Als die Führung beginnt, sind wir nur 2 Teilnehmer, 2 weitere sollen später dazu kommen. Als erstes fahren wir mit dem Boot auf die andere Seite der Charente und gehen auf ein Gelände, auf dem einige Vorräte von Weinbränden lagern.

Uns wird als erstes das Verfahren erklärt. Der Cognac besteht zu 90 % aus Ugni Blanc Trauben, besser bekannt als Trebbiano, Folle Blanche und Colombard teilen sich die restlichen 10 %. Es entsteht ein säurebonter und leichter Wein, der Brennwein genannt wird. Er hat zu diesem Zeitpunkt ca. 8 Volumsprozent. In den Wintermonaten wird destilliert, in diesem Fall gleich 2 x hintereinander. Beim ersten Destillerieprozess hat das Resultat zwischen 27 – 30 Vol.%, nach dem zweiten zwischen 60 – 72 Vol.%. Und dann beginnt bei Hennessy der Hokus-Pokus: die Assamblage, bedeutet, sie mischen die unterschiedlichen Jahrgänge so lange, bis sie den eindeutigen Charakter eines bestehenden Cognacs haben oder es wird eine neue Assamblage kreiert. Hier gibt es ein so genanntes Committee, das die Qualtität (in Stichproben) täglich (!!!!!!!!) der einzelnen Jahrgänge überprüft.

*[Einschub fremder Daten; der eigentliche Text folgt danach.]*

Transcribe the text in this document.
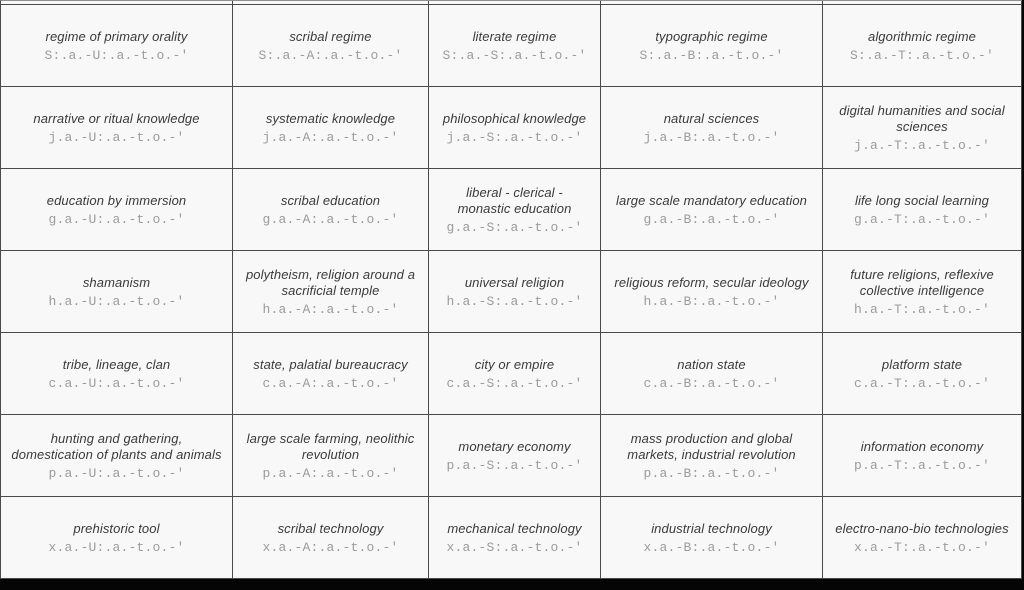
regime of primary orality
S:.a.-U:.a.-t.o.-'
scribal regime
S:.a.-A:.a.-t.o.-'
literate regime
S:.a.-S:.a.-t.o.-'
typographic regime
S:.a.-B:.a.-t.o.-'
algorithmic regime
S:.a.-T:.a.-t.o.-'
narrative or ritual knowledge
j.a.-U:.a.-t.o.-'
systematic knowledge
j.a.-A:.a.-t.o.-'
philosophical knowledge
j.a.-S:.a.-t.o.-'
natural sciences
j.a.-B:.a.-t.o.-'
digital humanities and social sciences
j.a.-T:.a.-t.o.-'
education by immersion
g.a.-U:.a.-t.o.-'
scribal education
g.a.-A:.a.-t.o.-'
liberal - clerical - monastic education
g.a.-S:.a.-t.o.-'
large scale mandatory education
g.a.-B:.a.-t.o.-'
life long social learning
g.a.-T:.a.-t.o.-'
shamanism
h.a.-U:.a.-t.o.-'
polytheism, religion around a sacrificial temple
h.a.-A:.a.-t.o.-'
universal religion
h.a.-S:.a.-t.o.-'
religious reform, secular ideology
h.a.-B:.a.-t.o.-'
future religions, reflexive collective intelligence
h.a.-T:.a.-t.o.-'
tribe, lineage, clan
c.a.-U:.a.-t.o.-'
state, palatial bureaucracy
c.a.-A:.a.-t.o.-'
city or empire
c.a.-S:.a.-t.o.-'
nation state
c.a.-B:.a.-t.o.-'
platform state
c.a.-T:.a.-t.o.-'
hunting and gathering, domestication of plants and animals
p.a.-U:.a.-t.o.-'
large scale farming, neolithic revolution
p.a.-A:.a.-t.o.-'
monetary economy
p.a.-S:.a.-t.o.-'
mass production and global markets, industrial revolution
p.a.-B:.a.-t.o.-'
information economy
p.a.-T:.a.-t.o.-'
prehistoric tool
x.a.-U:.a.-t.o.-'
scribal technology
x.a.-A:.a.-t.o.-'
mechanical technology
x.a.-S:.a.-t.o.-'
industrial technology
x.a.-B:.a.-t.o.-'
electro-nano-bio technologies
x.a.-T:.a.-t.o.-'
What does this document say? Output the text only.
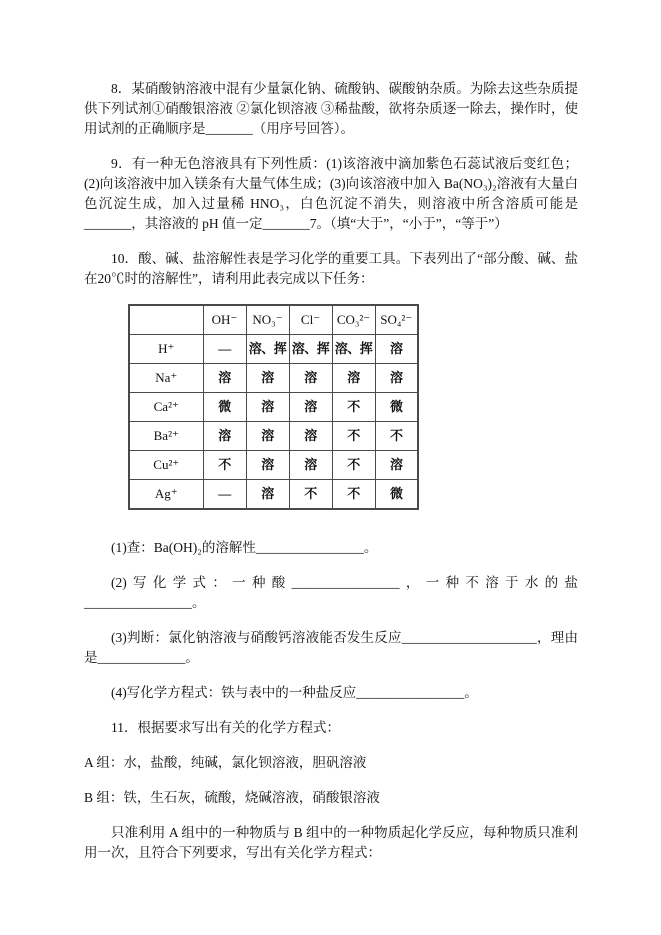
8．某硝酸钠溶液中混有少量氯化钠、硫酸钠、碳酸钠杂质。为除去这些杂质提供下列试剂①硝酸银溶液 ②氯化钡溶液 ③稀盐酸，欲将杂质逐一除去，操作时，使用试剂的正确顺序是_______（用序号回答）。

9．有一种无色溶液具有下列性质：(1)该溶液中滴加紫色石蕊试液后变红色；(2)向该溶液中加入镁条有大量气体生成；(3)向该溶液中加入 Ba(NO₃)₂溶液有大量白色沉淀生成，加入过量稀 HNO₃，白色沉淀不消失，则溶液中所含溶质可能是_______，其溶液的 pH 值一定_______7。（填“大于”，“小于”，“等于”）

10．酸、碱、盐溶解性表是学习化学的重要工具。下表列出了“部分酸、碱、盐在20℃时的溶解性”，请利用此表完成以下任务：

	OH⁻	NO₃⁻	Cl⁻	CO₃²⁻	SO₄²⁻
H⁺	—	溶、挥	溶、挥	溶、挥	溶
Na⁺	溶	溶	溶	溶	溶
Ca²⁺	微	溶	溶	不	微
Ba²⁺	溶	溶	溶	不	不
Cu²⁺	不	溶	溶	不	溶
Ag⁺	—	溶	不	不	微

(1)查：Ba(OH)₂的溶解性________________。

(2)写化学式：一种酸________________，一种不溶于水的盐________________。

(3)判断：氯化钠溶液与硝酸钙溶液能否发生反应____________________，理由是_____________。

(4)写化学方程式：铁与表中的一种盐反应________________。

11．根据要求写出有关的化学方程式：

A 组：水，盐酸，纯碱，氯化钡溶液，胆矾溶液

B 组：铁，生石灰，硫酸，烧碱溶液，硝酸银溶液

只准利用 A 组中的一种物质与 B 组中的一种物质起化学反应，每种物质只准利用一次，且符合下列要求，写出有关化学方程式：
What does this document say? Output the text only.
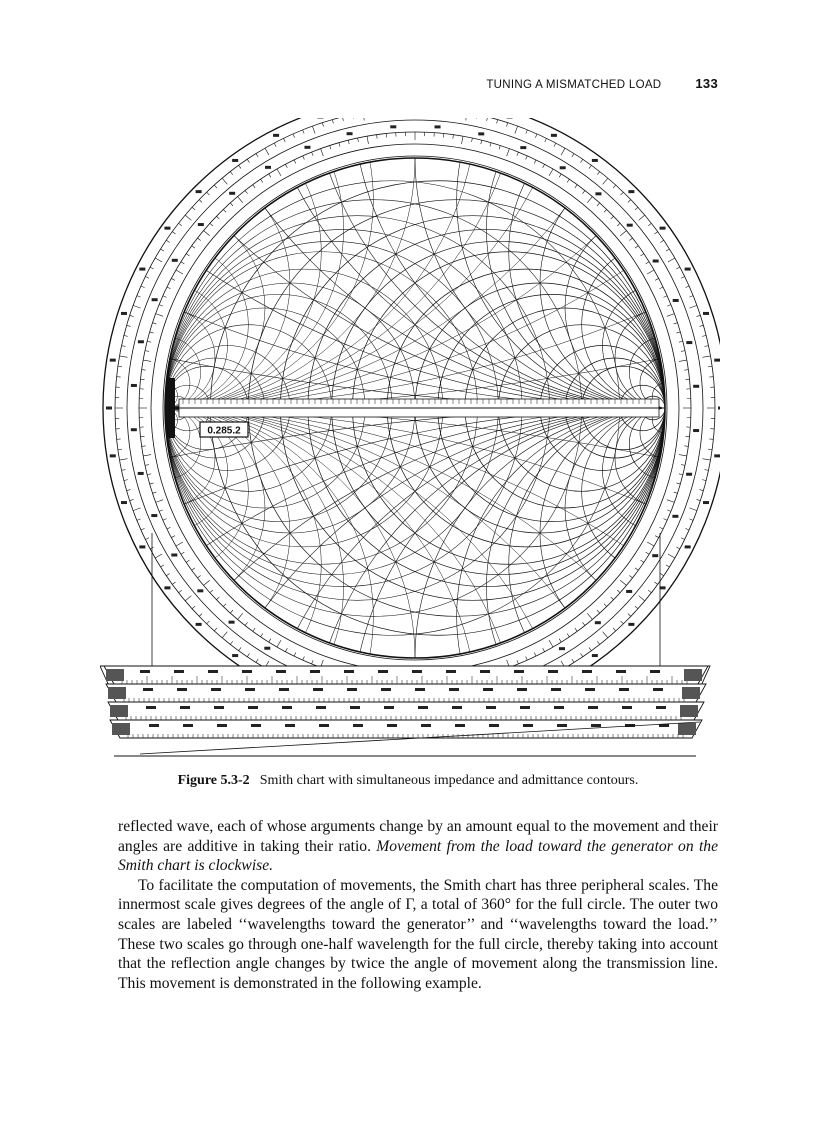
TUNING A MISMATCHED LOAD	133
0.285.2
Figure 5.3-2 Smith chart with simultaneous impedance and admittance contours.

reflected wave, each of whose arguments change by an amount equal to the movement and their angles are additive in taking their ratio. Movement from the load toward the generator on the Smith chart is clockwise.

To facilitate the computation of movements, the Smith chart has three peripheral scales. The innermost scale gives degrees of the angle of Γ, a total of 360° for the full circle. The outer two scales are labeled ‘‘wavelengths toward the generator’’ and ‘‘wavelengths toward the load.’’ These two scales go through one-half wavelength for the full circle, thereby taking into account that the reflection angle changes by twice the angle of movement along the transmission line. This movement is demonstrated in the following example.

Nach dieser Theorie kommt der Teil, der für uns der Knaller ist: eine VR-Show über Hennessy. Wir gehen in einen schwarzen Raum mit weissen Graphiken an Wänden, Boden und Decke und bekommen die VR-Brillen aufgesetzt. Wir bleiben stehen. Das ist ungewöhnlich und neu für uns, bis jetzt kannten wir solche Shows nur im Sitzen. Es geht los:

Aus uns werden Avatare, wir sind die weissen Männchen und sehen uns gegenseitig und uns selbst auch so (nur die Füsse haben wir nicht gesehen – wir schwebten also). Um uns türmen sich Bilder auf, Pflanzen, Fässer, Fässermänner und wir zwischen drin. Es ist wirklich beeindruckend !
Feuer !
Und Eis. Hier wehte auch tatsächlich ein kühler Wind.
Boote fahren um uns herum. Wir stehen selber auch auf einem Boot und der Boden vibriert unter unseren Füssen ….
Mit Pfeilen, die bei uns in der Brille angezeigt werden, werden wir geleitet, manchmal im Kreis, manchmal gerade aus. Es ist wirklich ungewöhnlich und faszinieren !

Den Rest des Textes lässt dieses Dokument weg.